O choro virará em alegria

O choro virará em alegria

Introdução
A vida cristã está marcada por momentos de profunda alegria, mas também por períodos de dor, silêncio e espera. Todos nós, em algum ponto, já sentimos aquela sensação amarga de não perceber a presença de Deus tão claramente como antes. Momentos em que oramos e parece que nada muda, em que buscamos respostas e encontramos silêncio, em que as lutas parecem maiores do que nossas forças. No entanto, o Evangelho nos chama a olhar para além daquilo que nossos olhos naturais enxergam e a confiar no que Cristo prometeu. Antes de subir ao Pai, Jesus preparou seus discípulos — e também a nós — para entender que haveria períodos de “não vê-Lo”, mas que esses momentos nunca seriam permanentes. Ele falou de dor momentânea, seguida de um reencontro glorioso. Este é o coração deste texto: aprender a esperar com fé, certo de que Aquele que prometeu, cumprirá.

16 Um pouco,

e já não me vereis;

e outra vez um pouco, e ver-me-eis.

João 16:16

Jesus estava dizendo uma grande verdade, e era que esperemos um pouco mais e não desesperemos com tudo o que está acontecendo, e que esses momentos de tristeza os suportemos, porque logo chegará a hora de rir. Ele sabia que Seus discípulos enfrentariam dias escuros, de dúvida e perseguição, mas queria que entendessem que aquela dor não seria eterna. Assim como Ele desapareceria por um tempo, também voltaria a manifestar Sua presença, trazendo consolação e paz.

Ele os aconselhou que passariam um tempo sem vê-Lo porque Ele iria ao Pai, mas também lhes dava a esperança de que um dia voltaria para nós e que toda a tristeza terminaria. Essa promessa não era apenas para aqueles homens, mas também para nós que hoje enfrentamos aflições, provações e lágrimas. A ausência aparente de Jesus jamais significa abandono; significa que estamos sendo moldados na fornalha da fé.

17 Então alguns dos seus discípulos perguntaram uns para os outros:

Que é isto que nos diz? Um pouco, e não me vereis;

e outra vez um pouco, e ver-me-eis; e: Porquanto vou para o Pai?

João 16:17

Para você que está lendo estas palavras, pode estar claro o que Jesus estava dizendo, mas os discípulos não entenderam nada naquele momento. A confusão deles mostra como o coração humano é limitado para compreender os planos de Deus. Muitas vezes, nós também nos sentimos assim. Lemos as promessas da Bíblia, sabemos que Deus cuida de nós, mas quando chega o sofrimento, perguntamos: “O que o Senhor está fazendo? Até quando isso vai durar?”

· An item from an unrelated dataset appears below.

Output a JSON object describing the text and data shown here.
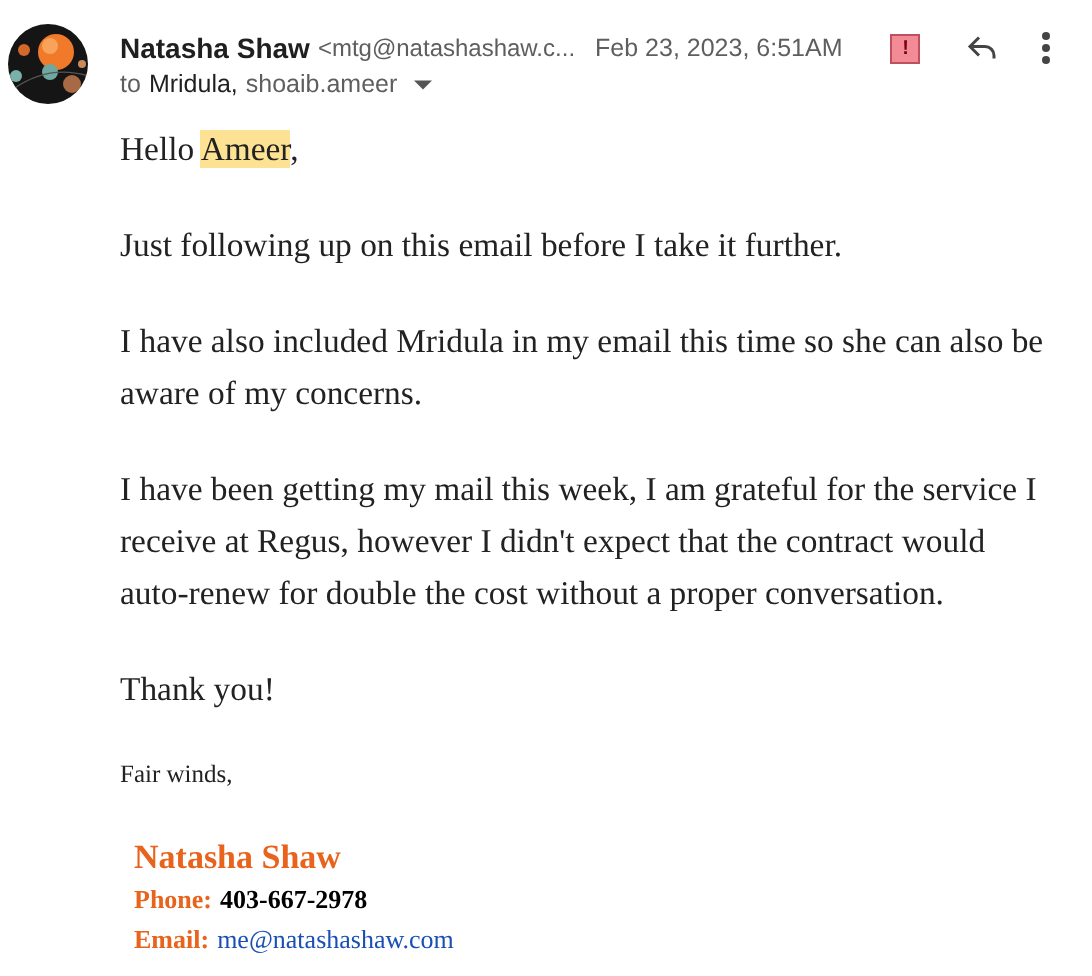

Jesus estava antecipando que, enquanto estivermos neste mundo, enfrentaremos problemas, dores, injustiças e momentos de aflição. Ele nunca prometeu um caminho fácil, mas garantiu que nenhuma lágrima será desperdiçada. Ele nos prometeu que a tristeza se transformaria em alegria — e não que seria substituída, mas transformada. A dor se converterá em testemunho. A lágrima se tornará força. A espera se tornará visão.

Assim como aqueles discípulos, nós também temos momentos de tristeza, incerteza e angústia. Mas assim como eles ouviram a promessa de que “um pouco, e ver-me-eis novamente”, também devemos crer que cada prova tem um fim determinado por Deus. Nada é eterno além da glória que Ele preparou para nós. Nenhuma dor é permanente, nenhum deserto é infinito, nenhuma noite se prolonga para sempre. Cristo virá, Cristo se revelará, Cristo nos renovará.

Por isso, querido leitor, suporte esse “pouco” com fé. Talvez você esteja atravessando dias difíceis, noites de silêncio, perguntas sem resposta. Mas lembre-se: Ele prometeu voltar, prometeu estar conosco até o fim, prometeu que a tristeza se transformaria em alegria. E o que Deus promete, Ele cumpre.